Indeed, let the color $i$ have $b_i$ distinct labels so that $0<b_1<b_2<\ldots<b_k$. Look at the following $k-j$ colors:
$j+1,\ldots,k$. They have in total not less than $(j+1)+\ldots+k$ labels. This includes at most $j(k-j)$ labels belonging to the set of labels $\{n-j+1,\ldots,n\}$. Therefore at least $((j+1)+\ldots+k)-j(k-j)=1+\ldots+(k-j)=(k-j)(k-j+1)/2$ labels must be realized by at most $a_1+\ldots+a_{n-j}$ balls with labels at most $n-j$.

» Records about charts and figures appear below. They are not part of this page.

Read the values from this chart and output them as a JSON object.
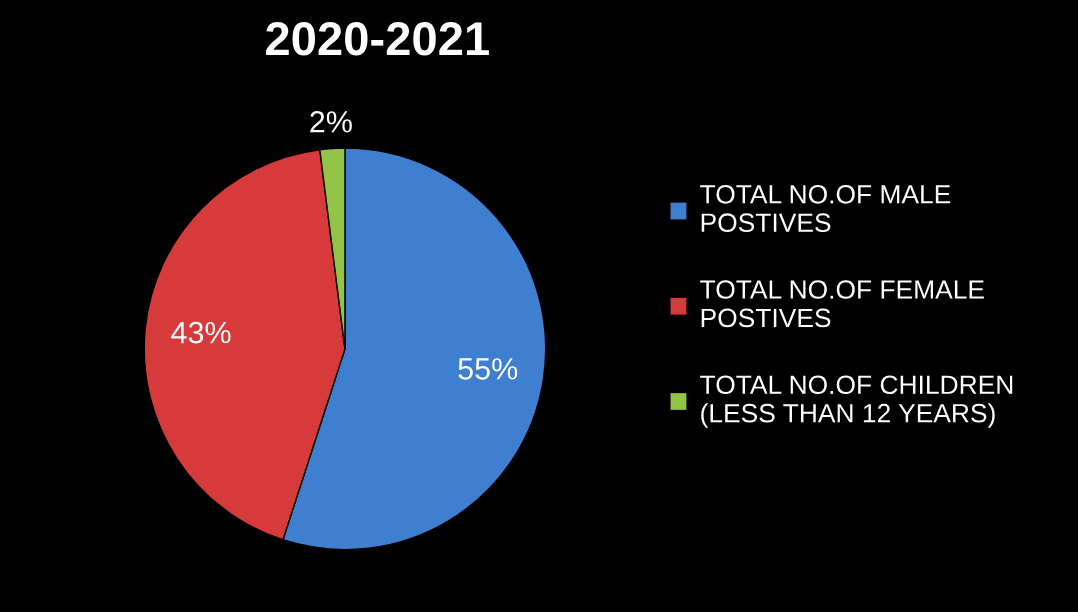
{
  "chart_data": {
    "type": "pie",
    "title": "2020-2021",
    "categories": [
      "TOTAL NO.OF MALE\nPOSTIVES",
      "TOTAL NO.OF FEMALE\nPOSTIVES",
      "TOTAL NO.OF CHILDREN\n(LESS THAN 12 YEARS)"
    ],
    "values": [
      55,
      43,
      2
    ],
    "colors": [
      "#3f7fcf",
      "#d63a3a",
      "#94c447"
    ],
    "value_labels": [
      "55%",
      "43%",
      "2%"
    ],
    "legend": "right"
  }
}
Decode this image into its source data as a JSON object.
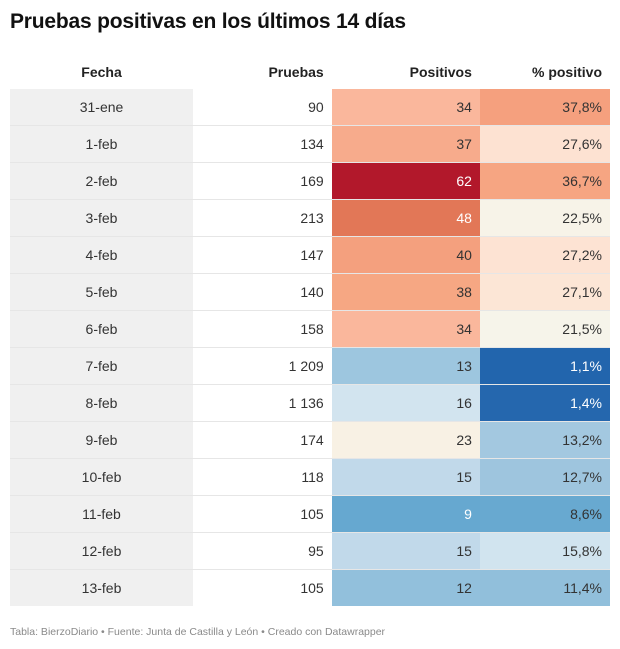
{
  "title": "Pruebas positivas en los últimos 14 días",
  "footer": "Tabla: BierzoDiario • Fuente: Junta de Castilla y León • Creado con Datawrapper",
  "chart_data": {
    "type": "table",
    "title": "Pruebas positivas en los últimos 14 días",
    "columns": [
      "Fecha",
      "Pruebas",
      "Positivos",
      "% positivo"
    ],
    "rows": [
      {
        "fecha": "31-ene",
        "pruebas": "90",
        "positivos": "34",
        "pct": "37,8%",
        "pos_bg": "#fab79c",
        "pct_bg": "#f5a07e",
        "pos_fg": "#333333",
        "pct_fg": "#333333"
      },
      {
        "fecha": "1-feb",
        "pruebas": "134",
        "positivos": "37",
        "pct": "27,6%",
        "pos_bg": "#f7ab8c",
        "pct_bg": "#fde2d2",
        "pos_fg": "#333333",
        "pct_fg": "#333333"
      },
      {
        "fecha": "2-feb",
        "pruebas": "169",
        "positivos": "62",
        "pct": "36,7%",
        "pos_bg": "#b2182b",
        "pct_bg": "#f6a582",
        "pos_fg": "#ffffff",
        "pct_fg": "#333333"
      },
      {
        "fecha": "3-feb",
        "pruebas": "213",
        "positivos": "48",
        "pct": "22,5%",
        "pos_bg": "#e27757",
        "pct_bg": "#f7f3e8",
        "pos_fg": "#ffffff",
        "pct_fg": "#333333"
      },
      {
        "fecha": "4-feb",
        "pruebas": "147",
        "positivos": "40",
        "pct": "27,2%",
        "pos_bg": "#f4a07e",
        "pct_bg": "#fde3d3",
        "pos_fg": "#333333",
        "pct_fg": "#333333"
      },
      {
        "fecha": "5-feb",
        "pruebas": "140",
        "positivos": "38",
        "pct": "27,1%",
        "pos_bg": "#f6a783",
        "pct_bg": "#fce6d6",
        "pos_fg": "#333333",
        "pct_fg": "#333333"
      },
      {
        "fecha": "6-feb",
        "pruebas": "158",
        "positivos": "34",
        "pct": "21,5%",
        "pos_bg": "#fab79c",
        "pct_bg": "#f6f4ea",
        "pos_fg": "#333333",
        "pct_fg": "#333333"
      },
      {
        "fecha": "7-feb",
        "pruebas": "1 209",
        "positivos": "13",
        "pct": "1,1%",
        "pos_bg": "#9dc6df",
        "pct_bg": "#2265ad",
        "pos_fg": "#333333",
        "pct_fg": "#ffffff"
      },
      {
        "fecha": "8-feb",
        "pruebas": "1 136",
        "positivos": "16",
        "pct": "1,4%",
        "pos_bg": "#d2e4ef",
        "pct_bg": "#2567ae",
        "pos_fg": "#333333",
        "pct_fg": "#ffffff"
      },
      {
        "fecha": "9-feb",
        "pruebas": "174",
        "positivos": "23",
        "pct": "13,2%",
        "pos_bg": "#f8f1e4",
        "pct_bg": "#a3c8e0",
        "pos_fg": "#333333",
        "pct_fg": "#333333"
      },
      {
        "fecha": "10-feb",
        "pruebas": "118",
        "positivos": "15",
        "pct": "12,7%",
        "pos_bg": "#c1d9ea",
        "pct_bg": "#9ec5de",
        "pos_fg": "#333333",
        "pct_fg": "#333333"
      },
      {
        "fecha": "11-feb",
        "pruebas": "105",
        "positivos": "9",
        "pct": "8,6%",
        "pos_bg": "#66a8d0",
        "pct_bg": "#68a9d0",
        "pos_fg": "#ffffff",
        "pct_fg": "#333333"
      },
      {
        "fecha": "12-feb",
        "pruebas": "95",
        "positivos": "15",
        "pct": "15,8%",
        "pos_bg": "#c1d9ea",
        "pct_bg": "#d1e4ef",
        "pos_fg": "#333333",
        "pct_fg": "#333333"
      },
      {
        "fecha": "13-feb",
        "pruebas": "105",
        "positivos": "12",
        "pct": "11,4%",
        "pos_bg": "#92c0dc",
        "pct_bg": "#91bfdb",
        "pos_fg": "#333333",
        "pct_fg": "#333333"
      }
    ]
  }
}
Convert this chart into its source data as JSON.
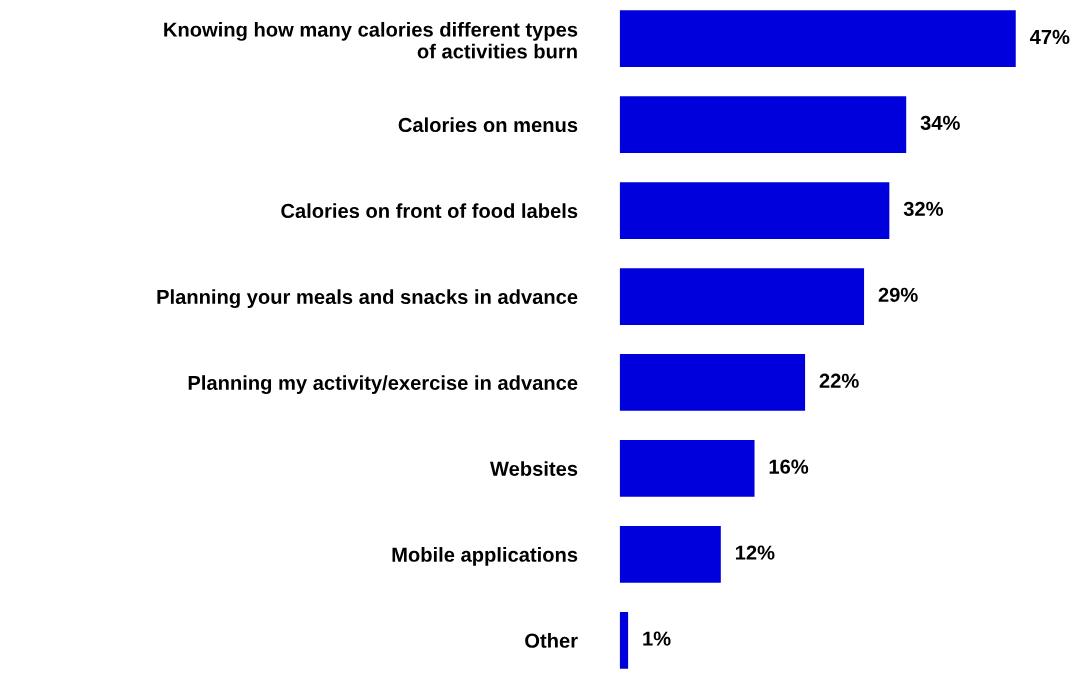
{
  "chart_data": {
    "type": "bar",
    "orientation": "horizontal",
    "color": "#0000dd",
    "categories": [
      "Knowing how many calories different types\nof activities burn",
      "Calories on menus",
      "Calories on front of food labels",
      "Planning your meals and snacks in advance",
      "Planning my activity/exercise in advance",
      "Websites",
      "Mobile applications",
      "Other"
    ],
    "values": [
      47,
      34,
      32,
      29,
      22,
      16,
      12,
      1
    ],
    "value_labels": [
      "47%",
      "34%",
      "32%",
      "29%",
      "22%",
      "16%",
      "12%",
      "1%"
    ]
  }
}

- If condition N holds, a nice coloring exists. Note that Condition N may be reformulated in the terms which do not appeal to the ordering of $a_i$'s: for each $j=1,2,\ldots, k$ for any $n-j$ labels there exist at least $(k-j)(k-j+1)/2$ balls of these labels.
The claim clearly holds for $k=1$. So, using induction we may assume that $k>1$ and it holds for $k-1$. $(\star)$ for $j=k-1$ yields $a_1+\ldots+a_{n-(k-1)}\geqslant 1$, equivalently, $a_{n-k+1}>0$. Call labels $n-k+1,\ldots,n$ joyful. We may take one ball with each joyful label and color them all in color $k$. If we verify that the remaining balls satisfy Condition N for $k-1$ colors, we may color some of them in colors $1,2,\ldots,k-1$ so that there exist exactly $i$ distinct labels for the $i$-th color for $i=1,2,\ldots,k-1$. Coloring all other balls in color $k$ we get a nice coloring.
For verifying Condition N for the new collection of balls and $k-1$ colors, we should prove that for each $j=1,2,\ldots, k-2$ for any $n-j$ chosen labels there exist at least $(k-1-j)(k-j)/2$ balls of these chosen labels. Let there be $n-k-i$ not joyful chosen labels and $k+i-j$ joyful chosen labels, here $i$ is between $0$ and $\min(j,n-k)$. There exist at least $a_1+\ldots+a_{n-k-i}$ balls of not joyful chosen labels and at least $(a_{n-k+1}-1)+\ldots+(a_{n-k+(k+i-j)}-1)=a_{n-k+1}+\ldots+a_{n+i-j}-(k+i-j)$ balls of joyful chosen labels.
Between $k+2i-j$ numbers $a_{n-k-i+1},\ldots,a_{n+i-j}$ the $k+i-j$ numbers
$a_{n-k+1},\ldots,a_{n+i-j}$ are the largest. Thus
$$
a_{n-k+1}+\ldots+a_{n+i-j}\geqslant \frac{k+i-j}{k+2i-j}(a_{n-k-i+1}+\ldots+a_{n+i-j}).
$$
Also, obviously,
$$
a_{1}+\ldots+a_{n-k-i}\geqslant \frac{k+i-j}{k+2i-j}(a_{1}+\ldots+a_{n-k-i}).
$$
Summing up and using $(\star)$ for $j-i$ at place of $j$ we get
$$
(a_{1}+\ldots+a_{n-k-i})+(a_{n-k+1}+\ldots+a_{n+i-j})
\geqslant \frac{k+i-j}{k+2i-j}(a_1+\ldots+a_{n+i-j})\\
\geqslant \frac{k+i-j}{k+2i-j}\cdot \frac{(k-j+i)(k-j+i+1)}2=:A
$$
It suffices to prove that $A\geqslant (k+i-j)+(k-j)(k-j-1)/2$. Well,
$$2A-2(k+i-j)-(k-j)(k-j-1)=\frac{i(k+i-j-1)(k+2i-j-1)}{k+2i-j}.$$
Since $j\leqslant k-1$, this is non-negative.